OpenAI Releases New and More ‘Creative’ Version of ChatGPT Named GPT-4

The artificial intelligence research lab OpenAI has released GPT-4, the latest version of the groundbreaking AI system that powers ChatGPT, which it says is more creative, less likely to make up facts, and less biased than its predecessor.

The new model is available today for users of ChatGPT Plus, the paid-for version of the ChatGPT chatbot, which provided some of the training data for the latest release.

OpenAI co-founder Sam Altman said the new system is a “multimodal” model, which means it can accept images as well as text as inputs, allowing users to ask questions about pictures. The new version can handle massive text inputs and can remember and act on more than 20,000 words at once, letting it take an entire novella as a prompt.

OpenAI has also worked with commercial partners to offer GPT-4-powered services. A new subscription tier of the language learning app Duolingo, Duolingo Max, will now offer English-speaking users AI-powered conversations in French or Spanish and can use GPT-4 to explain the mistakes language learners have made.

At the other end of the spectrum, payment processing company Stripe is using GPT-4 to answer support questions from corporate users and to help flag potential scammers in the company’s support forums.

Duolingo’s principal product manager, Edwin Bodge said:

“Artificial intelligence has always been a huge part of our strategy. We had been using it for personalizing lessons and running Duolingo English tests.
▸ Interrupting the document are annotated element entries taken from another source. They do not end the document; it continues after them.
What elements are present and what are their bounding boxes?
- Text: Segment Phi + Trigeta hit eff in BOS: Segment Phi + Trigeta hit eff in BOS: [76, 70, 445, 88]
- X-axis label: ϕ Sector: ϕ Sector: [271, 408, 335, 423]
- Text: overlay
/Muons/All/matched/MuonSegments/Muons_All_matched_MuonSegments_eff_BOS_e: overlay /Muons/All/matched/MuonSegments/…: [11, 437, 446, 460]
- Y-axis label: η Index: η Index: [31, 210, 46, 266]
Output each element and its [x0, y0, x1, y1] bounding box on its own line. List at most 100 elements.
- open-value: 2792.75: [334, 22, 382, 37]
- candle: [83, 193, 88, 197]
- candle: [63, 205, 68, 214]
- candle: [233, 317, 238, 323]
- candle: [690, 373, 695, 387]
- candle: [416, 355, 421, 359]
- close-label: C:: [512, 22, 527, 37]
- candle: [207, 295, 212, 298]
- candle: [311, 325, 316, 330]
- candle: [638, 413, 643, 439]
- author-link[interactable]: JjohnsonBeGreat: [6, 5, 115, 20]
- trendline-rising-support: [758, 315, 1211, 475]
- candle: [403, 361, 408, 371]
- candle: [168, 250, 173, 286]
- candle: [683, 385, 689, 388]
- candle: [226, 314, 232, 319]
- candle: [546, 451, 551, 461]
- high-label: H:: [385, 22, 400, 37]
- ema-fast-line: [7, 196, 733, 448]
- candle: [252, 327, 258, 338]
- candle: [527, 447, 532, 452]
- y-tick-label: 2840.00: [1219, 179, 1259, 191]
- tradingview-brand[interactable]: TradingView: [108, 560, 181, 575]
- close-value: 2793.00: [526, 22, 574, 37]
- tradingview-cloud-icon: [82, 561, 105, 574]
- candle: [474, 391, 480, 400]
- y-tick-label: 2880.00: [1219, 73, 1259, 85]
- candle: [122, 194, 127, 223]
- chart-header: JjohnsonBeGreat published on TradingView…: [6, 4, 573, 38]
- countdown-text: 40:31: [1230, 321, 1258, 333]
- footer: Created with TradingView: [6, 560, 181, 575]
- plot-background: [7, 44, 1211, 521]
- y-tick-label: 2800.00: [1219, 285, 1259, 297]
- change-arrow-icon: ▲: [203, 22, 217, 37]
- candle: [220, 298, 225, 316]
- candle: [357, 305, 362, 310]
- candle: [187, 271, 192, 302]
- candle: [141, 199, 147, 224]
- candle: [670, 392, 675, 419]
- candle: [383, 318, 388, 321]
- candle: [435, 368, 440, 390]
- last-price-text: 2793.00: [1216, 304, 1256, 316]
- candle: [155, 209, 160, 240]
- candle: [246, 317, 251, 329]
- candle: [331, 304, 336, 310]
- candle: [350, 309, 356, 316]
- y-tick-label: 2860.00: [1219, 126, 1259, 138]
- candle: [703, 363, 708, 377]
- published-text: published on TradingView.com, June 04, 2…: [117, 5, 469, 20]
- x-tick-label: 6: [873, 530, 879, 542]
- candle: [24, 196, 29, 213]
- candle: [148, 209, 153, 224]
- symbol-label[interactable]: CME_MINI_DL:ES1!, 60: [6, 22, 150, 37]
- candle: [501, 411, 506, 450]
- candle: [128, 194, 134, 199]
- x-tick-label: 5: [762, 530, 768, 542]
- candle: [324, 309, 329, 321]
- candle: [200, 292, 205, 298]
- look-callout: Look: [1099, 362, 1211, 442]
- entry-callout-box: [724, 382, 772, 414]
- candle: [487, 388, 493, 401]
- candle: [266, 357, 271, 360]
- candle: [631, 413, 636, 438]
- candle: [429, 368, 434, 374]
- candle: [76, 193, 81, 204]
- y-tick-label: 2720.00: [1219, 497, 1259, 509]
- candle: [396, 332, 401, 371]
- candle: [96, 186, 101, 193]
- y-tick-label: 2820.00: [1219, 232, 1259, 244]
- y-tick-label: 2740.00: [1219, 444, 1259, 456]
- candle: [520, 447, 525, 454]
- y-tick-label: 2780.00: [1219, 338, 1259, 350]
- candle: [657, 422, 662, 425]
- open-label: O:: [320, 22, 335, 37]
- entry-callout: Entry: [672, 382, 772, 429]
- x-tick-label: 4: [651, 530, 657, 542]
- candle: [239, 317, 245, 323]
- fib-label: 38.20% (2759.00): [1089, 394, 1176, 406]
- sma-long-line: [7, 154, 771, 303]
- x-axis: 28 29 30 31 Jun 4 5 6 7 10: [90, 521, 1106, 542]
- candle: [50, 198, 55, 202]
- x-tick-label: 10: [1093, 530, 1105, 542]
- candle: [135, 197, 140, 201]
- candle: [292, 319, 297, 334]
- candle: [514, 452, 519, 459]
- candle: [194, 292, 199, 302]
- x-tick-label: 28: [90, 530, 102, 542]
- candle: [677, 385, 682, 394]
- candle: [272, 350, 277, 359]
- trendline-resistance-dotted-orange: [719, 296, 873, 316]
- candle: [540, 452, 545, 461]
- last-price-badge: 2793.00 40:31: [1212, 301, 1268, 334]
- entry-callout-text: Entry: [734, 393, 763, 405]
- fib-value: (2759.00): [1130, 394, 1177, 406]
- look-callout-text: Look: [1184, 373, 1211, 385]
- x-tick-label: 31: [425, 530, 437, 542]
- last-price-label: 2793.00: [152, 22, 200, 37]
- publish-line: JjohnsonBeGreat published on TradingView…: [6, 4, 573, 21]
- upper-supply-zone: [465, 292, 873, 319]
But there were gaps in a learner’s journey that we wanted to fill: conversation practice, and contextual feedback on mistakes.”

The company’s experiments with GPT-4 convinced it that the technology was capable of providing those features, with “95%” of the prototype created within a day.

During a demo of GPT-4 on Tuesday, Open AI president and co-founder Greg Brockman also gave users a sneak peek at the image-recognition capabilities of the newest version of the system, which is not yet publicly available and only being tested by a company called Be My Eyes.

The function will allow GPT-4 to analyze and respond to images that are submitted alongside prompts and answer questions or perform tasks based on those images. “GPT-4 is not just a language model, it is also a vision model,” Brockman said, “It can flexibly accept inputs that intersperse images and text arbitrarily, kind of like a document.”

At one point in the demo, GPT-4 was asked to describe why an image of a squirrel with a camera was funny. (Because “we don’t expect them to use a camera or act like a human”.) At another point, Brockman submitted a photo of a hand-drawn and rudimentary sketch of a website to GPT-4 and the system created a working website based on the drawing.

OpenAI claims that GPT-4 fixes or improves upon many of the criticisms that users had with the previous version of its system. As a “large language model”, GPT-4 is trained on vast amounts of data scraped from the internet and attempts to provide responses to sentences and questions that are statistically similar to those that already exist in the real world. But that can mean that it makes up information when it doesn’t know the exact answer – an issue known as “hallucination” – or that it provides upsetting or abusive responses when given the wrong prompts.

By building on conversations users had with ChatGPT, OpenAI says it managed to improve – but not eliminate – those weaknesses in GPT-4, responding sensitively to requests for content such as medical or self-harm advice “29% more often” and wrongly responding to requests for disallowed content 82% less often.

GPT-4 will still “hallucinate” facts, however, and OpenAI warns users:

“Great care should be taken when using language model outputs, particularly in high-stakes contexts, with the exact protocol (such as human review, grounding with additional context, or avoiding high-stakes uses altogether) matching the needs of a specific use-case.”

But it scores 40% higher on tests intended to measure hallucination, OpenAI says.